В глазах уже пульсировало тёмное биение, страшно хотелось успокоиться, остановиться, заснуть. Даже белки глаз уже сильно замёрзли. Но Мадз не сдавалась и продолжала высматривать свою последнюю спасительную лазейку. Могло случиться такое, что треснувший от удара лёд, раскрылся, как ворота в воду, а после того, как она проскользнула, эти естественные створки плотно захлопнулись, приняв начальное положение и ничем особо не выдавая этот новоявленный прорубь?
Будь у неё больше времени, она начала бы, прильнув к ледяному потолку, двигаться кругами, по спирали, от единого центра, чтобы внимательно осмотреть поверхность. Но у неё не было столько времени. Быть может, уже вообще не было никакого времени. Настало время последнего решения, одного единственного, неважно уже какого.
В холоде, как известно, мозг соображает лучше. И Мадз почти безосновательно доверилась интуиции. Она понадеялась, что мозг лучше помнит детали и ориентируется в пространстве, чем её сейчас искажённое и уставшее сознание. Если уж она подозревала, что стена, скорее всего в той стороне, а лес в той, значит, наверное, так и было. А значит при падении, не шибко ровном, достаточно наклонном, её больше несло в сторону леса, а не прямо под стену. Кажется, так и было, судя по тому, что она видела, падая в это белое полотно. Тогда можно было предположить, что отверстие где-то в той стороне - туда Мадз и поплыла. То гребла рукой, то цеплялась и отталкивалась от ледяного потолка.
Ну же, ну же. Где-то здесь. Я не могла ошибиться. Не должна.
И всё же ошиблась. Выбрала неверное направление. А на то, чтобы возвращаться и менять план - уже совсем не было времени. Она подплыла почти под самую стену - прочь от того не очень заметного отверстия, которое пробила телом, вонзившись в поверхность рва в солдатской стойке.
Воздух был на исходе, лёгкие горели огнём. Времени было в обрез. Холод сковал уже всё тело, единственная подвижная рука уже совсем отказывалась слушаться. Мозг уже совсем не соображал, сознание мутнело. Хорошо хоть это всё притупляло многочисленные боли в теле. Мадз уже не только потеряла надежду, но и вообще вкус жизни. Кажется, уже пора сдаваться. Кажется, можно уже отдохнуть. Кажется, уже не надо никуда спешить, что-то делать. Никогда ещё Мадз не ощущала такой бессмысленности бытия.
И тут она увидела тело солдата. Одного из тех упавших со стены - возможно, от кинжала Хеши, возможно, от стрелы Мадз, или вообще тот Най столкнул недруга мечом или ударом щита или ноги... Неважно! Мадз поняла, что это может быть её новым шансом на спасение.

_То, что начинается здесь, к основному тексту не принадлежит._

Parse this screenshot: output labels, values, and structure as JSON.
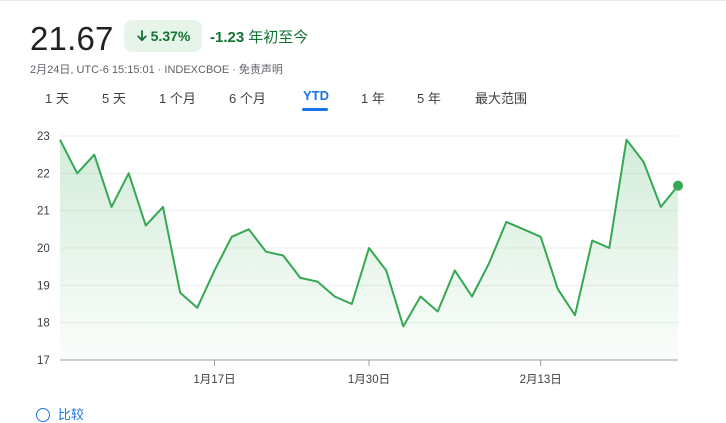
{
  "quote": {
    "price": "21.67",
    "change_percent": "5.37%",
    "change_value": "-1.23",
    "period_label": "年初至今",
    "direction": "down",
    "color_positive": "#137333",
    "badge_bg": "#e6f4ea"
  },
  "meta": {
    "timestamp": "2月24日, UTC-6 15:15:01",
    "exchange": "INDEXCBOE",
    "disclaimer": "免责声明"
  },
  "tabs": [
    {
      "label": "1 天",
      "active": false
    },
    {
      "label": "5 天",
      "active": false
    },
    {
      "label": "1 个月",
      "active": false
    },
    {
      "label": "6 个月",
      "active": false
    },
    {
      "label": "YTD",
      "active": true
    },
    {
      "label": "1 年",
      "active": false
    },
    {
      "label": "5 年",
      "active": false
    },
    {
      "label": "最大范围",
      "active": false
    }
  ],
  "chart_data": {
    "type": "area",
    "title": "",
    "xlabel": "",
    "ylabel": "",
    "ylim": [
      17,
      23
    ],
    "yticks": [
      17,
      18,
      19,
      20,
      21,
      22,
      23
    ],
    "xtick_labels": [
      "1月17日",
      "1月30日",
      "2月13日"
    ],
    "xtick_index": [
      9,
      18,
      28
    ],
    "grid": true,
    "line_color": "#34a853",
    "values": [
      22.9,
      22.0,
      22.5,
      21.1,
      22.0,
      20.6,
      21.1,
      18.8,
      18.4,
      19.4,
      20.3,
      20.5,
      19.9,
      19.8,
      19.2,
      19.1,
      18.7,
      18.5,
      20.0,
      19.4,
      17.9,
      18.7,
      18.3,
      19.4,
      18.7,
      19.6,
      20.7,
      20.5,
      20.3,
      18.9,
      18.2,
      20.2,
      20.0,
      22.9,
      22.3,
      21.1,
      21.67
    ]
  },
  "actions": {
    "compare_label": "比较"
  }
}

Она подплыла ближе. Солдат висел в воде вниз головой. Нижняя часть тела осталась поверх льда, застряла в нём. На нём было много тяжёлой брони, хотя шлем где-то потерялся при падении. Он должен был пробиться под лёд полностью, как Мадз, но, наверное, упал плашмя, а не вытянувшись в острый снаряд, как ловкачка, это сильно снизило давление на лёд в момент удара. Только на лёд. Не на солдата. По его сплющенной с одной стороны окровавленной голове, точно по ней заехали боевым молотом, было видно, что ледяная корка организовала ему приём не меньший, чем его встретила бы голая земля или сплошная каменная поверхность. Но всё же он немного пробился под лёд, и, кажется, продолжал погружаться. Особенной заметности этому придавало огромное тёмное пятно, разлито по льду вокруг. Тёплая кровь вынуждала лёд вокруг тела и под ним таять.